I have some rough intuitions about the purpose of MIRI's agent foundations agenda, and I'd like to share them here. (Note: I have not discussed these with MIRI, and these should not be taken to be representative of MIRI's views.)
I think there's a common misconception that the goal of agent foundations is to try building an AGI architected with a decision theory module, a logical induction module, etc. In my mind, this is completely not the point, and my intuitions say that approach is doomed to fail.
I interpret agent foundations as being more about providing formal specifications of metaphilosophical competence, to:
I want to explore logical induction as a case study. I think the important part about logical induction is the logical induction criterion, not the algorithm implementing it. I've heard the implementation criticized for being computationally intractable, but I see its primary purpose as showing the logical induction criterion to be satisfiable at all. This elevates the logical induction criterion over all the other loose collections of desiderata that may or may not be satisfiable, and may or may not capture what we mean by logical uncertainty. If we were to build an actual aligned AGI, I would expect its reasoning process to satisfy the logical induction criterion, but not look very much like the algorithm presented in the logical induction paper.

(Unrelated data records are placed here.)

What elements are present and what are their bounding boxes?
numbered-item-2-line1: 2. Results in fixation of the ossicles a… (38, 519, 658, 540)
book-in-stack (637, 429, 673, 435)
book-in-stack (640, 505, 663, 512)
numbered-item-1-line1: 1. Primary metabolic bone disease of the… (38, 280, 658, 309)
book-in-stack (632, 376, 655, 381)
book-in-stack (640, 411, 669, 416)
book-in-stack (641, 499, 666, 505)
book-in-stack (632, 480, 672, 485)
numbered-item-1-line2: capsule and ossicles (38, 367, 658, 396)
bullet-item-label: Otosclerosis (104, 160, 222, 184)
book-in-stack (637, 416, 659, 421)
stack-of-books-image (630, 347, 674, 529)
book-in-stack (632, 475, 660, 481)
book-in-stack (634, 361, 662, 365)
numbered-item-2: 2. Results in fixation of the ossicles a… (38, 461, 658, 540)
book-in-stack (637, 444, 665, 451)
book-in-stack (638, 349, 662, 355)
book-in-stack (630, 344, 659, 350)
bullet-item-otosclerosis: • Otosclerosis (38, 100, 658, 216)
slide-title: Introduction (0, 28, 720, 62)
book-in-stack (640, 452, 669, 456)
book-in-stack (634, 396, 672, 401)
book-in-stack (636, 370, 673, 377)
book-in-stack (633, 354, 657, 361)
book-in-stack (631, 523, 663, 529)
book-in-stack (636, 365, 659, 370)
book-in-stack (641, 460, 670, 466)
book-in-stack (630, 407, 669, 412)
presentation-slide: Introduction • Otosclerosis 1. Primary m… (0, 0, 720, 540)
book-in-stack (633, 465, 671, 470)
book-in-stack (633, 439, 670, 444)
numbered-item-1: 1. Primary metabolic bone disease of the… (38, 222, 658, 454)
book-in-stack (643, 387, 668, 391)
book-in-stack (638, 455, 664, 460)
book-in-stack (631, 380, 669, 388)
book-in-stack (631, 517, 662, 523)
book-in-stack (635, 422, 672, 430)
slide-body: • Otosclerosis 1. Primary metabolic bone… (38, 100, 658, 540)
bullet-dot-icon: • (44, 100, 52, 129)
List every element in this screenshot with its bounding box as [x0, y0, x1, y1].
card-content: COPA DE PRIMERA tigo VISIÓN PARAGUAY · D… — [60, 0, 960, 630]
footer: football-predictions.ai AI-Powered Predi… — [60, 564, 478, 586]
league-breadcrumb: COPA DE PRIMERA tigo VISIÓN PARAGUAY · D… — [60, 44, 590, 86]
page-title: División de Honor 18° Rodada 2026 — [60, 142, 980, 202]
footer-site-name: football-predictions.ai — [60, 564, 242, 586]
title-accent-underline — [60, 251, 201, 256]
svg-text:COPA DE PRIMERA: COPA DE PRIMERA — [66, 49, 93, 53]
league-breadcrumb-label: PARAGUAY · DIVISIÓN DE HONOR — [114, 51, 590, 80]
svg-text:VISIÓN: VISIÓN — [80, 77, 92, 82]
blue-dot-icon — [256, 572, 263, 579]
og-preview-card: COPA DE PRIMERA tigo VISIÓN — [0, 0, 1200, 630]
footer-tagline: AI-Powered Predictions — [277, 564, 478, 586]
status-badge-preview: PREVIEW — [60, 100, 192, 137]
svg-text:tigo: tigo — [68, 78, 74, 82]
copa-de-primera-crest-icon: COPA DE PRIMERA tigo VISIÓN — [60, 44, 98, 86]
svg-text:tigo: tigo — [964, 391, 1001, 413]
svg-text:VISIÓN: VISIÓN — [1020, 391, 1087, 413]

I also think the logical induction criterion provides an exact formalization—a necessary AND sufficient condition—of what it means to not get stuck in any epistemic pits in the limit. (The gist of this intuition: epistemic pits you're stuck in forever correspond exactly to patterns in the market that a trader could exploit forever, and make unbounded profits from.) This lets us formalize the question "Does X reasoning process avoid permanently falling into epistemic pits?" into "Does X reasoning process satisfy the logical induction criterion?"